Grants and Philanthropy
- A College of William & Mary project that aims to promote healthy behaviors, education, awareness and empowerment for pregnant women and babies received a grant to further spread its educational resources to incarcerated mothers-to-be in Hampton Roads and Richmond.
- The Lewis B. Puller Jr. Veterans Benefit Clinic is slated to receive $245,000 from the state to increase its services to veterans.
- The Andrew W. Mellon Foundation awarded a $2.6 million grant to the college to support the development of the W. Taylor Reveley III Interdisciplinary Faculty Fellows program, which will allow faculty members with fellowships to develop and teach courses and produce research that crosses boundaries of academic disciplines.
- Students organized multiple rallies, vigils and fundraisers to help Nepal recover from one of the most destructive earthquakes in recent history.
- John Rathbone, former chief financial officer of Norfolk Southern Corporation, donated $1 million to the Raymond A. Mason School of Business’ master of accounting and M.B.A. programs.
- The Dominion Foundation, the philanthropic wing of Dominion Virginia Power, donated $25,000 to the Lewis B. Puller Jr. Veterans Benefits Clinic.
- The college raised $105.8 million in fiscal year 2015, which ended June 30. The figure is the highest amount raised in a single fiscal year.
- The law school’s Revive My Vote received $230,000 from the Knight Foundation, a program with a goal of increasing civic participation.
- To help kick off Family Weekend and the Tribe’s first home football game of the season, two alumni – John and Sue Gerdelman – made a $4 million commitment to the college.
- Joe and Sharon Muscarelle carried on a family tradition of supporting the museum that bears their name, donating $2.5 million.
- An anonymous $50 million donation was given to the College of William & Mary in support of its newly launched $1 billion campaign.
W&M Faculty in the News
- Dream Catchers staff and College of William & Mary professors shared their study that found therapeutic horseback riding boosts communication for children with autism – an improvement that translates to the classroom – in a lecture at the School of Education.
- A former College of William & Mary student Xianlong Ge and his then-faculty adviser, Bill Starnes, were honored for a paper they wrote detailing research Ge conducted to strengthen a common household plastic.
- A current and former William & Mary professor ran for the Williamsburg-James City County School Board. John “Rio” Riofrio, a Latino Studies professor, and Jim Beers, who taught in the School of Education, both ran in contested races.
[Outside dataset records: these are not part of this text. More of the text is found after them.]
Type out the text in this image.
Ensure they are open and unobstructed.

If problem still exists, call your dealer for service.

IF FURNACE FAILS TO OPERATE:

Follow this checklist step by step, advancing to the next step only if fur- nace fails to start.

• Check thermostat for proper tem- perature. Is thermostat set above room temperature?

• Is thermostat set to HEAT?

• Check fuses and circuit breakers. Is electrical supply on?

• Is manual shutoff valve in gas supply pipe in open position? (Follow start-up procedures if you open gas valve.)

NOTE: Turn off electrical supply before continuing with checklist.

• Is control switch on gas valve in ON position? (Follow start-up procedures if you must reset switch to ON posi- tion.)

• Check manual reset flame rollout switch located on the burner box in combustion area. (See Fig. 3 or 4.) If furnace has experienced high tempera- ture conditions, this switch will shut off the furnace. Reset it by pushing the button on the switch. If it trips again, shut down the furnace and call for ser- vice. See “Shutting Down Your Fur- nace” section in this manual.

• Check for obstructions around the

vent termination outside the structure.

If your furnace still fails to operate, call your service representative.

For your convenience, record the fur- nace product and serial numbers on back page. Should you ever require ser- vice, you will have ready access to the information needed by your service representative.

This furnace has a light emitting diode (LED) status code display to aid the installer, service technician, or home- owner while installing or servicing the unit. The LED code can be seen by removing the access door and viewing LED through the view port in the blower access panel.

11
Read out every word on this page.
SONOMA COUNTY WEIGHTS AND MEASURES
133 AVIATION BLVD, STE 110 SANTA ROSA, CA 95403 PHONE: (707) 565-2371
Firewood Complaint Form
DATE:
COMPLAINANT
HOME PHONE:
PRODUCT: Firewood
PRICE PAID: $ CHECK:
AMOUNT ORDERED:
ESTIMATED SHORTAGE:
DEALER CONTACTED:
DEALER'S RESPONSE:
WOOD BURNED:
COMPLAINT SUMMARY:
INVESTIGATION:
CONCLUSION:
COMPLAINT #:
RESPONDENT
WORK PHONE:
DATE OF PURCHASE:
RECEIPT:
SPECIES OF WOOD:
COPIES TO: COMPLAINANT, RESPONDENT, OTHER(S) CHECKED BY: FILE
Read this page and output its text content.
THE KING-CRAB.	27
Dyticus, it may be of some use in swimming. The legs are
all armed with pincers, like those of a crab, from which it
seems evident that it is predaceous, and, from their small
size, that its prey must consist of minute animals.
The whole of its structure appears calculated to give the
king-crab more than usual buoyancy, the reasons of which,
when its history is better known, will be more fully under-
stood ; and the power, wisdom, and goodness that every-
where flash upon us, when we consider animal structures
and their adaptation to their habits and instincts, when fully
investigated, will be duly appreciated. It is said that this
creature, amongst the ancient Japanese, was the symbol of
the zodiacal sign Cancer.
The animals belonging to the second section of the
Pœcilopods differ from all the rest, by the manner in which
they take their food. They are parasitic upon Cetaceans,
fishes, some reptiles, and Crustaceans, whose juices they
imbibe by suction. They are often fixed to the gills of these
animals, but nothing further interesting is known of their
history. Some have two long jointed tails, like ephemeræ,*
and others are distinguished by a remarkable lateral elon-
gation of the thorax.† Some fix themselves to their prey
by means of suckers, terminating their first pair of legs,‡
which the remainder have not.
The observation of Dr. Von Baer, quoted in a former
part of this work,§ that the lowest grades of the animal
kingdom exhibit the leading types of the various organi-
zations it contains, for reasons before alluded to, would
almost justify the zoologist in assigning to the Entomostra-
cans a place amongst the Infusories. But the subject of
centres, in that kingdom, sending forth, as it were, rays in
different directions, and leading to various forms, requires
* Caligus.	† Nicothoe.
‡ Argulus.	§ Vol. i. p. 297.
Beers won the Roberts District seat, while Riofrio lost to Sandy Taylor in the Berkeley District race.
- Williamsburg Christian Academy hired Anne Anderson, the former head coach for William & Mary’s swim team, as the inaugural head coach of the school’s swim program.
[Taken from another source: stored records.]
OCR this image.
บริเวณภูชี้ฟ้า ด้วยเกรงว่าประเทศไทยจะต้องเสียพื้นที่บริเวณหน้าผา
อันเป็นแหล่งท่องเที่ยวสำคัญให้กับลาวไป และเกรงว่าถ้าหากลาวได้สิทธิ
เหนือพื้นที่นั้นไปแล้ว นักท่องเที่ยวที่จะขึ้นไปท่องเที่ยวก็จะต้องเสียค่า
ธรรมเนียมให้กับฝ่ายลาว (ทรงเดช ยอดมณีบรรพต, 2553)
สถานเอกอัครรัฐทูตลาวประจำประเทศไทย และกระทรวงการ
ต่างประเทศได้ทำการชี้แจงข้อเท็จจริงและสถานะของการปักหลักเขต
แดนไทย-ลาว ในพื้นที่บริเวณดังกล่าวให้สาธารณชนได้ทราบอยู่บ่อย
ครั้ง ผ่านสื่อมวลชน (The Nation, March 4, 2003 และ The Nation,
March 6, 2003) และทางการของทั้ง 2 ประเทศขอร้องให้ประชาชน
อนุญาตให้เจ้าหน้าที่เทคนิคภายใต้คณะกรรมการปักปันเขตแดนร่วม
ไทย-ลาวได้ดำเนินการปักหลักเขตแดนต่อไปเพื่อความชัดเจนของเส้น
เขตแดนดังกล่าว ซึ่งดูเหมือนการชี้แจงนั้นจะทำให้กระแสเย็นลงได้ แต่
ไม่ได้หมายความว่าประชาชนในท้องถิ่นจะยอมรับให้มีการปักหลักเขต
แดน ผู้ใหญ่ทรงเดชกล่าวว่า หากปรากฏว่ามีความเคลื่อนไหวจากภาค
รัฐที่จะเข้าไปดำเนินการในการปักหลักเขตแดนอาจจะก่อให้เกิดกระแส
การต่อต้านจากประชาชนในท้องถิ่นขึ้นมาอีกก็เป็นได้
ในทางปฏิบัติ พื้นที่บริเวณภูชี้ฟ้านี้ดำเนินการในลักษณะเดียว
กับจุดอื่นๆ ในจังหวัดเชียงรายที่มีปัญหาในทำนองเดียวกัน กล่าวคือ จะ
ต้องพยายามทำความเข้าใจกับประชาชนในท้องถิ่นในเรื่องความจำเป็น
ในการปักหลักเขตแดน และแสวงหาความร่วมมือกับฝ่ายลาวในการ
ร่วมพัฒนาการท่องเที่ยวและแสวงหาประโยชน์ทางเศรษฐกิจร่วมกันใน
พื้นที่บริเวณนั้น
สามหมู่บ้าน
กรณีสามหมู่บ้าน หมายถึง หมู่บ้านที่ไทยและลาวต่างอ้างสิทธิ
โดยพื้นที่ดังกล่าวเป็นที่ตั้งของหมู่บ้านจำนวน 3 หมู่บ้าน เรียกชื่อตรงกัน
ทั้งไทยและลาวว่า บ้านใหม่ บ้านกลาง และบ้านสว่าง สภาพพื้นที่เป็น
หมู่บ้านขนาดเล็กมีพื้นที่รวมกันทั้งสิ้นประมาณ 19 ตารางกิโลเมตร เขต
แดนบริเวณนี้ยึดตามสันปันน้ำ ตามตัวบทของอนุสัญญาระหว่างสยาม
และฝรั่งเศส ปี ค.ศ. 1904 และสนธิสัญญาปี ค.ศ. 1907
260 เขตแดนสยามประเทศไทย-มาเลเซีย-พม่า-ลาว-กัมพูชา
- Michael Nichols, a 70-year-old professor of psychology, became a world champion in powerlifting after his performance in the International Powerlifting Federation of Masters Powerlifting Championships.
- Julie Hummel, the associate director of program development and innovation for the undergraduate business program, was appointed as the City of Williamsburg representative on the Williamsburg-James City County School Board.
- Sinfonicron Light Opera Company celebrated its 50th anniversary season with a performance of one of its most beloved shows, Gilbert and Sullivan’s “The Pirates of Penzance.”
- From an inconspicuous house on Scotland Street, the nonprofit organization AidData brings together professionals in the field of international development and students from the College of William & Mary to change the way foreign aid is understood.
- The college launched a new campus walking tour app, which allows users to visit locations on the historic campus and learn about the sites as they changed over time.
- Rising seventh- and eighth-grade students participated in the fourth annual Camp Launch, a two-week STEM summer program for high-achieving, low-income middle school student hosted by the college.